This Version Posted: June 15, 2021
Vaccines are now here in the fight against COVID-19. Please read further for more information.
Get Your Vaccine
- If you are 12+ years of age or older, you can book an appointment for COVID-19 vaccine through the provincial booking system. To learn about COVID-19 vaccine safety for youth, click here. Click here for full details on vaccination clinics in Northumberland County, Haliburton County and the City of Kawartha Lakes.
- Appointment bookings can be made through the provincial online booking system or calling 1-833-943-3900.
- Click here to access supports for people with developmental and intellectual disabilities to get COVID-19 vaccine.
- COVID-19 Vaccines – A Dose of Protection – Get the facts on the vacs from Health Protection Manager Marianne Rock as she discusses why COVID-19 vaccines are safe, effective, and worth getting.
On This Page:
- About COVID-19 Vaccine
- Who Gets the Vaccine First – A Phased Approach
- How COVID-19 Vaccines Work
- Facts on COVID-19 Vaccine
- Possible Side-Effects
- What You Can Do
- Additional Resources
- HKPRDHU Mass Immunization Plan – please note this plan can evolve based on changes to vaccine availability and direction from the province
About COVID-19 Vaccine
- Currently, four COVID-19 vaccines are approved for use in Canada. They include: the Pfizer-BioNTech vaccine, a vaccine developed by Moderna, the AstraZeneca vaccine, and the Janssen vaccine developed by Johnson & Johnson. Other vaccine candidates are also currently under review by Health Canada. Important Note: The National Advisory Committee on Immunization now recommends that it is safe for the AstraZeneca, Pfizer and Moderna vaccines to be used interchangeably with each other.
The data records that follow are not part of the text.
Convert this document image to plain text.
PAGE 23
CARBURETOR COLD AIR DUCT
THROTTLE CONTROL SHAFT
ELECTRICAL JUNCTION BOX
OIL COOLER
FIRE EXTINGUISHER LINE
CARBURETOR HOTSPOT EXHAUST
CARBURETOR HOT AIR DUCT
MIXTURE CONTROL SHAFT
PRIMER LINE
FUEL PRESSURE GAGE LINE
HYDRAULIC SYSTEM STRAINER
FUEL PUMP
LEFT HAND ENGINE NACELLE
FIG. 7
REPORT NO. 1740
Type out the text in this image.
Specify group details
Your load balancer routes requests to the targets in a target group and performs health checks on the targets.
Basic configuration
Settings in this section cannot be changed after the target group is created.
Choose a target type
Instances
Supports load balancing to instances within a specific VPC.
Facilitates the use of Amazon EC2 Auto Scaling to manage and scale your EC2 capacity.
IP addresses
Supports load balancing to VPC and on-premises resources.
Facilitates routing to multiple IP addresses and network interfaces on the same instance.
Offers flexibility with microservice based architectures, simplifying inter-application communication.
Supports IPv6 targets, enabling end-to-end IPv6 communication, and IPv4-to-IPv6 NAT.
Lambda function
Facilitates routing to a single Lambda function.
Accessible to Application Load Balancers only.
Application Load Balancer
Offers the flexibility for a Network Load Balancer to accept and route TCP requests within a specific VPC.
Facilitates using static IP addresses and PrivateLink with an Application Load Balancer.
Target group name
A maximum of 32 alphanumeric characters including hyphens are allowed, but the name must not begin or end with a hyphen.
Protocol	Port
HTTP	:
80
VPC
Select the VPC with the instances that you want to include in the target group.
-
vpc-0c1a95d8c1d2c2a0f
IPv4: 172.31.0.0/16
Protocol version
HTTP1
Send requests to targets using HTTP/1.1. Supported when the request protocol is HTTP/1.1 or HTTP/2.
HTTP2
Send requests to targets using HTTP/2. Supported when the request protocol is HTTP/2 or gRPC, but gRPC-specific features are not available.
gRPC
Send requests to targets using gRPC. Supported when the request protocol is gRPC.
- As of June 4, Ontario is allowing people who received a first dose of AstraZeneca vaccine to choose to receive a second dose of the AstraZeneca vaccine, or an mRNA (Pfizer or Moderna) vaccine for their second dose.
- Vaccines are safe, reliable and are shown to be effective against COVID-19.
- Health Canada uses strict safety and quality requirements for regulating and approving vaccines. These same standards were applied to the COVID-19 vaccines.
- Some of the approved COVID-19 vaccines require two doses given several weeks apart to provide full protection against the virus. They include: the Pfizer vaccine, Moderna vaccine and AstraZeneca vaccine. After completing the two-doses, it may take another one to two weeks to achieve maximum protection against COVID-19. The Janssen vaccine is a single-dose vaccine.
- If you have received a dose of the Pfizer or Moderna vaccine, click here for an After-Care Fact Sheet.
- In Ontario, COVID-19 vaccines will be free to everyone. You are strongly encouraged to get vaccinated for COVID-19 when it is available. COVID-19 vaccines are safe and effective. When a large percentage of people become vaccinated against COVID-19, it stops the spread of the virus. That benefits everyone and means a quicker return to normal.
How COVID-19 Vaccines Work
Vaccines have saved millions of lives over the past century. COVID-19 vaccines will work similarly to protect millions more. Here’s how:
- COVID vaccines work with your body’s natural defenses to build protection against coronavirus.
- It does this by telling your body to make spike proteins.
- Spike proteins are unique to the virus that causes COVID-1.9
- Your immune system responds to the spike proteins by making antibodies that can protect you against COVID-19.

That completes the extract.